¶ … sunlight, but then again it didn't. The color was wrong. Not quite gold enough for noon day sunlight, and not quite pink enough for the type of sunlight that you see in the mornings and late afternoons. That rose glow that makes everything seem beautiful and inviting, even an old weathered barn in a field takes on an enchantment in that kind of light. No, this is not any kind of sunlight that I have seen before or can remember seeing, anyway. And I can tell that it must be a very windy day because the clouds keep passing quickly, causing the light to dim ever so briefly several times a minute. Could be a storm is brewing outside. Yes, that was it!
Is the storm somehow responsible for the fact that I'm in here, wherever this is? Yes, that must be it. I remember there was a tremendous storm, and the trees were thrashing about, the tops crashing into each other like some sort of duel, slapping each other with their tallest branches. I remember this. I remember the silhouettes of the leaves and branches that would appear just seconds before a clap of thunder. But, no. This light isn't that kind of light. No. This is different. This is something else entirely.
The bunnies are back. They are gathered around me like a witches' coven gathers around some sort of ritual sacrifice. I see the flash of metal again. A light is traveling through a tunnel towards me, getting closer and brighter. Now I'm blinded. The light and the bunnies have disappeared. All I can see are halos of rainbows, glowing ever so softly against a blizzard snow storm. Now there's total darkness.

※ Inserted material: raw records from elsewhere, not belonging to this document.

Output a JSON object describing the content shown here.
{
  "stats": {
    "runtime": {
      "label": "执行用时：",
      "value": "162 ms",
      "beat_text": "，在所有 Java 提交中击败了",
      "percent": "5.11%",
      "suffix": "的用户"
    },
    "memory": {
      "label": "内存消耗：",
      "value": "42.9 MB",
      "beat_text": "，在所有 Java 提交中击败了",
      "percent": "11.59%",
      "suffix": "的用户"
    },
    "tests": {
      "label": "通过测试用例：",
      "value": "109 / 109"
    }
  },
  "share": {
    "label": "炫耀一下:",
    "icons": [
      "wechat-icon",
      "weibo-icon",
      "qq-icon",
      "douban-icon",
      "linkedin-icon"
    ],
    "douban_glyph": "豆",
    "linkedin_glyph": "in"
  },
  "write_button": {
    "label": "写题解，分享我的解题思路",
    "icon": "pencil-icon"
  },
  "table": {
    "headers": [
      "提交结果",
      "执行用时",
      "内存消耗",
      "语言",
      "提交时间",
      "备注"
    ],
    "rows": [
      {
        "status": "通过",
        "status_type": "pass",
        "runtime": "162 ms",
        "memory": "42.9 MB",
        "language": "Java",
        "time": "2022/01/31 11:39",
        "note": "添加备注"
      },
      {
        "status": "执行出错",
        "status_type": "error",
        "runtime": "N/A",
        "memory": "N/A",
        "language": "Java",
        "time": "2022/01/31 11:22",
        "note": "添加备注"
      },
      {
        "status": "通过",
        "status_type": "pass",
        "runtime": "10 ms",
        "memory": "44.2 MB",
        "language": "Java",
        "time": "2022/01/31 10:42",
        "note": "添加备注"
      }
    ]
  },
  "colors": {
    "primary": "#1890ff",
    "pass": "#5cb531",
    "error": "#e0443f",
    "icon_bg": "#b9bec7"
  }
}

One bunny has the giant eye dropper again but he is moving away. All I can see is the top of his head. Now the window is back in view. The storm must be passing. The light has changed. The clouds must be finally drifting away, moving on. They are no longer interfering with the sunlight. The light outside the window is growing brighter and I can see dozens of figures. Some are bunnies, but some seem to be some sort of maintenance workers. They are dressed in dark clothing. Now they have all disappeared. There is nothing but the light.
The images aside the window are doctors and nurses. There are also police officers and other official looking people. Something important must have happened. Oh, there's my parents. My mother is holding something up to her eyes, then her nose. My father has his arm around her, giving the impression that he is comforting her, but for some reason it seems as if he is actually supporting himself against her, using her as a brace. They are talking to a man in a hat, must be a policeman. Standing next to them are several other people. Two are in suits, the type that businessmen and lawyers wear. There is a woman. She too looks very business like, perhaps a manager of some kind. The others resemble the bunnies. But they aren't bunnies. They are doctors. One looks like a nurse. Yes, something important must have happened. This looks like a scene in a movie or television program, like some sort of medical series. Now a man and woman have joined the group. They are a bit younger looking than my parents are. They look distressed. They both look sad. But it's more than sadness.
My arm is aching again. I wish the bunny with the giant eye dropper would come back. Whatever it was that he sprayed on me, was so cool and refreshing, and most importantly it made the pain stop. It made me not care if there was a storm outside or not. Actually, it made me forget about the storm. The storm. I'd almost forgotten. Is that how this whole thing started? The storm, and the trees thrashing, and the lights. Oh yeah! I had forgotten about the lights. Not the lightning. Some other kind of lights.
Blinding lights. Like the snow blizzard.
Why won't someone come in here and help me. I don't understand. I can see them outside the window. They are just standing there. Engrossed in some sort of conversation. Oh! The woman is looking this way. She looks so sad. No. She looks more than sad. She looks hopeless.
How can so many people be so close by and no one is bothering to help me. Don't they realize how much pain I'm in? Don't they realize that I need the bunny with the giant eye dropper?
Where is he? Where did he go? He was just here a moment ago, but now he has disappeared. Even the top of his head is out of view.
Here they come. The bunnies are back. But I don't see the giant eye dropper. My arm is throbbing. Oh, I can see my mother bending over me again. My father is standing behind her, peeking over her shoulder. She is mumbling something. I see her lips moving, but the sound is muffled like the sound of someone speaking into a tube stuffed with cotton. She's smiling. She looks so peaceful. I know that if my mother knew how badly my arm ached she would make someone stop the pain. She would never let me suffer like this. She never allowed me to suffer.